These muffins are a healthy pumpkin muffin with plenty of flavor ... as always, I prefer muffins warm!"Pumpkin" Muffins
2 3/4 cups flour
1 cup sugar substitute
1 tsp. baking powder
1 tsp. baking soda
1 tsp. ground cinnamon
1/2 tsp. salt
1 cup pureed butternut squash
3/4 cup fat-free sour cream
1/3 cup fat-free milk
1/4 cup canola oil
1 tsp. vanilla extract
1 egg, lightly beaten
1 egg white, lightly beaten
Cooking spray
1 Tbsp. sugar
1 1/2 tsp. brown sugar
Preheat oven to 375ºF. Combine flour, sugar, baking powder, baking soda, cinnamon and salt together in a medium bowl. Make a well in the center of the dry ingredients.
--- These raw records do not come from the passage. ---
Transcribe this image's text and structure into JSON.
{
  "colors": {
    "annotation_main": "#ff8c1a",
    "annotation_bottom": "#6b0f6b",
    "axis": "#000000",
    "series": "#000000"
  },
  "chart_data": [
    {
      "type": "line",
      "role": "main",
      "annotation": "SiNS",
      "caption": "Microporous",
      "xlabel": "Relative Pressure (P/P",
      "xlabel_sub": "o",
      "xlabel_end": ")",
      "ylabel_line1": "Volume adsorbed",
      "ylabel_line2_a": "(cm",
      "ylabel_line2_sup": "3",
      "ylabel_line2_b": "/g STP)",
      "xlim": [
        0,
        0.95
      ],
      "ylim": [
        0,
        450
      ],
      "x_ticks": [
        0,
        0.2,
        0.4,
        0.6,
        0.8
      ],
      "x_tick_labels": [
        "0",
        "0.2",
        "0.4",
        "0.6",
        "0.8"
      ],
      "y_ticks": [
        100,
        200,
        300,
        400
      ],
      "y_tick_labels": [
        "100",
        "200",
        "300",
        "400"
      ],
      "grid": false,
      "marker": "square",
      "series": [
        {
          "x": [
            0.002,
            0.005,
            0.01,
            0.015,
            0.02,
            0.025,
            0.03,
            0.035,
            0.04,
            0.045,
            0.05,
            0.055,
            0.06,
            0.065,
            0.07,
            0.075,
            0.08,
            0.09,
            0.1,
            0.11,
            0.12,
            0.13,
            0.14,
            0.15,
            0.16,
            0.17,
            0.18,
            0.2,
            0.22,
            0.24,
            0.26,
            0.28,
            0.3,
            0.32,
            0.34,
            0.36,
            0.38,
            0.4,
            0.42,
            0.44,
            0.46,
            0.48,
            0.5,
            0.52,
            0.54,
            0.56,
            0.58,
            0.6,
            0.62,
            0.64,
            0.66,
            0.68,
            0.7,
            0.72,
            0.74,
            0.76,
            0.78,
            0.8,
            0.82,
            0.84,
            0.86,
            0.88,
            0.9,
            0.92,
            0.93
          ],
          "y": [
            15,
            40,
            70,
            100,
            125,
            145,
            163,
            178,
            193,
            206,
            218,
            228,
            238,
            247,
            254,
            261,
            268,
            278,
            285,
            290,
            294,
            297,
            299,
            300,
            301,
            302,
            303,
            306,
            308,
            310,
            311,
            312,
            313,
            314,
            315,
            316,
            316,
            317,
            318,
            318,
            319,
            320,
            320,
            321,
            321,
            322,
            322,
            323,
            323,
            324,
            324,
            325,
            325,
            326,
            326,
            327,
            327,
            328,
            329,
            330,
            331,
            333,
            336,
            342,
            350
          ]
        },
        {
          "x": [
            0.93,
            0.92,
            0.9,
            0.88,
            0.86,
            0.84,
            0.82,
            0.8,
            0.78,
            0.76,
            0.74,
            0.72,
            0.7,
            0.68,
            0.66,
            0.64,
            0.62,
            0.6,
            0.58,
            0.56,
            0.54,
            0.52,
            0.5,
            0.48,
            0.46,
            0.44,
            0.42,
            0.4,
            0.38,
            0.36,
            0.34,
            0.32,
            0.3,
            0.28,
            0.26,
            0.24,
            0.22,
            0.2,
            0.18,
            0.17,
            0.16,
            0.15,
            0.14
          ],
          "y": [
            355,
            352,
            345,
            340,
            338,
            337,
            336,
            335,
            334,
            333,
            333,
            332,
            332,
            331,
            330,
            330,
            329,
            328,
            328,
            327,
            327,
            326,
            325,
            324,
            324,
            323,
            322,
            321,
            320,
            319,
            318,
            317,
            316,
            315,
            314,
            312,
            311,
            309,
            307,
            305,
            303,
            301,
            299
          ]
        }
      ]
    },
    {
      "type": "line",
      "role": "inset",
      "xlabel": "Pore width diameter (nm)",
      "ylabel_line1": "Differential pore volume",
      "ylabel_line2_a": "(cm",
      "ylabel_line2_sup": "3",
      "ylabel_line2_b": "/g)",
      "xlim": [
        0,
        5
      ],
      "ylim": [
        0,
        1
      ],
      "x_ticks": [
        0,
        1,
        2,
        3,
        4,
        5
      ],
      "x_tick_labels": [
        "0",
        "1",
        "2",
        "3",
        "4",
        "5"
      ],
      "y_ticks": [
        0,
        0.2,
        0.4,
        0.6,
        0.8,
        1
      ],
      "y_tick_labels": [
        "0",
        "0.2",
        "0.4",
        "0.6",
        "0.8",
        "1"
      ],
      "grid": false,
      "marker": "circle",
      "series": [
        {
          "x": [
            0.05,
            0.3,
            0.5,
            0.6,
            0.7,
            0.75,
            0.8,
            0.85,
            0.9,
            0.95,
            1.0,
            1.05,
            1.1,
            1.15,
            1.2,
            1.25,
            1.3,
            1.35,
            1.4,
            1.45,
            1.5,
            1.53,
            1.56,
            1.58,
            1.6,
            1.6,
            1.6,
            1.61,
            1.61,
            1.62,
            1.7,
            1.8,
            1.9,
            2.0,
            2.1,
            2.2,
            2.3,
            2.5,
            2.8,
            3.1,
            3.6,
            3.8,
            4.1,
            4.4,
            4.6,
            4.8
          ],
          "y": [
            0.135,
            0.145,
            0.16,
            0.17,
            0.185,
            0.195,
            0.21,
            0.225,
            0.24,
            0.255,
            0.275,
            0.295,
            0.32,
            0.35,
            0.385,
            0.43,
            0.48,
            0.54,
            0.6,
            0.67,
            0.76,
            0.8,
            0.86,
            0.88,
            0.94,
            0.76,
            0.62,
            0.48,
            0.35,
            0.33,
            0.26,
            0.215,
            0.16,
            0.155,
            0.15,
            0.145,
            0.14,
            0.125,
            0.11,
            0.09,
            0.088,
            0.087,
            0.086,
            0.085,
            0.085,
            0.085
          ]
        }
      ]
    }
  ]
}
In separate bowl, combine pumpkin, sour cream, milk, oil, vanilla, egg and egg white together. Add wet ingredients to flour mixture, stirring until just moist. Spoon batter into 18 muffin cups coated with non-stick spray.
Combine remaining sugars in a small dish. Sprinkle topping over muffins. Bake 23 to 25 minutes, until muffins spring back when touched lightly in the center. Remove from muffin tins, and cool on wire racks. Makes 18 muffins.